Voyageur’s National Park, Part 2: Fishing!

Published online: May 16, 2017 Feature

Excellent wilderness fishing is one of the primary draws of houseboating in Voyageur’s National Park. Walleyes, northern pike and smallmouth bass are abundant and sought after. Other available species include black crappies and yellow perch. Fishing is relatively easy if you have a basic understanding of how to find and catch these species.

Walleyes are found on main lake points, rocky shorelines and gravel bars. This fine-eating fish is the most sought-after species in the lake. Many people opt to hire a guide for the first day to get a feel for where and how to catch whatever happens to be biting best at the moment. Captain Dominic Ruis at Northern Limits Guiding is a great choice.

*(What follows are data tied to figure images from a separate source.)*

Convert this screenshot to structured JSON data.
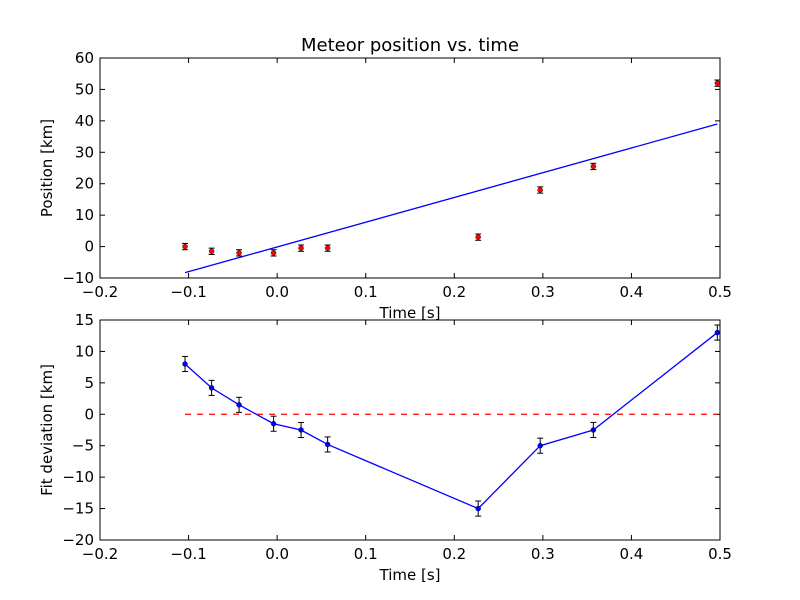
{
  "chart_data": [
    {
      "type": "scatter",
      "title": "Meteor position vs. time",
      "xlabel": "Time [s]",
      "ylabel": "Position [km]",
      "xlim": [
        -0.2,
        0.5
      ],
      "ylim": [
        -10,
        60
      ],
      "xticks": [
        -0.2,
        -0.1,
        0.0,
        0.1,
        0.2,
        0.3,
        0.4,
        0.5
      ],
      "yticks": [
        -10,
        0,
        10,
        20,
        30,
        40,
        50,
        60
      ],
      "xtick_labels": [
        "−0.2",
        "−0.1",
        "0.0",
        "0.1",
        "0.2",
        "0.3",
        "0.4",
        "0.5"
      ],
      "ytick_labels": [
        "−10",
        "0",
        "10",
        "20",
        "30",
        "40",
        "50",
        "60"
      ],
      "grid": false,
      "legend": "none",
      "series": [
        {
          "kind": "errorbar-points",
          "color": "#ff0000",
          "x": [
            -0.104,
            -0.074,
            -0.043,
            -0.004,
            0.027,
            0.057,
            0.227,
            0.297,
            0.357,
            0.497
          ],
          "y": [
            0,
            -1.5,
            -2,
            -2,
            -0.5,
            -0.5,
            3,
            18,
            25.5,
            52
          ],
          "err": [
            1,
            1,
            1,
            1,
            1,
            1,
            1,
            1,
            1,
            1
          ]
        },
        {
          "kind": "line",
          "color": "#0000ff",
          "x": [
            -0.104,
            0.497
          ],
          "y": [
            -8.3,
            39
          ]
        }
      ]
    },
    {
      "type": "line",
      "title": "",
      "xlabel": "Time [s]",
      "ylabel": "Fit deviation [km]",
      "xlim": [
        -0.2,
        0.5
      ],
      "ylim": [
        -20,
        15
      ],
      "xticks": [
        -0.2,
        -0.1,
        0.0,
        0.1,
        0.2,
        0.3,
        0.4,
        0.5
      ],
      "yticks": [
        -20,
        -15,
        -10,
        -5,
        0,
        5,
        10,
        15
      ],
      "xtick_labels": [
        "−0.2",
        "−0.1",
        "0.0",
        "0.1",
        "0.2",
        "0.3",
        "0.4",
        "0.5"
      ],
      "ytick_labels": [
        "−20",
        "−15",
        "−10",
        "−5",
        "0",
        "5",
        "10",
        "15"
      ],
      "grid": false,
      "legend": "none",
      "series": [
        {
          "kind": "errorbar-line",
          "color": "#0000ff",
          "x": [
            -0.104,
            -0.074,
            -0.043,
            -0.004,
            0.027,
            0.057,
            0.227,
            0.297,
            0.357,
            0.497
          ],
          "y": [
            8,
            4.2,
            1.5,
            -1.5,
            -2.5,
            -4.8,
            -15,
            -5,
            -2.5,
            13
          ],
          "err": [
            1.2,
            1.2,
            1.2,
            1.2,
            1.2,
            1.2,
            1.2,
            1.2,
            1.2,
            1.2
          ]
        },
        {
          "kind": "dashed-line",
          "color": "#ff0000",
          "x": [
            -0.104,
            0.497
          ],
          "y": [
            0,
            0
          ]
        }
      ]
    }
  ]
}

Northern pike inhabit the weedy bays and they are abundant. It’s not uncommon to catch a couple dozen in a day of fishing. Spinnerbaits or weedless spoons casted into the submerged vegetation will be readily attacked by these aggressive fish. There are plenty of “hammer handle” size fish to keep things interesting, especially for young anglers, and if you put your time in, you have a better than average chance of catching a truly big one of ten pounds of more.

Smallmouth bass are considered one of the gamest fish that swim and they are abundant in all the lakes. The average size is very good with fish of 3 to 4 pounds common. They jump into the air and fight like mad when hooked. It’s no wonder so many anglers can’t get enough of them.

Early in the summer, smallmouth bass will be found shallow, relating to logs or basketball-sized rocks. By midsummer, most smallmouth are found where there is a combination of rocks and weeds. Rocky points in weedy bays, sunken islands and trees fallen into the water should all be checked for these fish. Minnow-imitating crankbaits, diving crankbaits, tube jigs and spinnerbaits are all good choices.

Wildlife Viewing

The park is also home to abundant wildlife and you will see bald eagles, loons, beavers, many species of ducks and geese, and most likely deer wading in the shallows or strolling the shorelines. Wolves are abundant in this area and you may hear their howls as the sun goes down. Moose and otters can occasionally be viewed in marshy areas and many species of small mammals will be found on shore. Abundant bird life will sing you to sleep and wake you in the morning.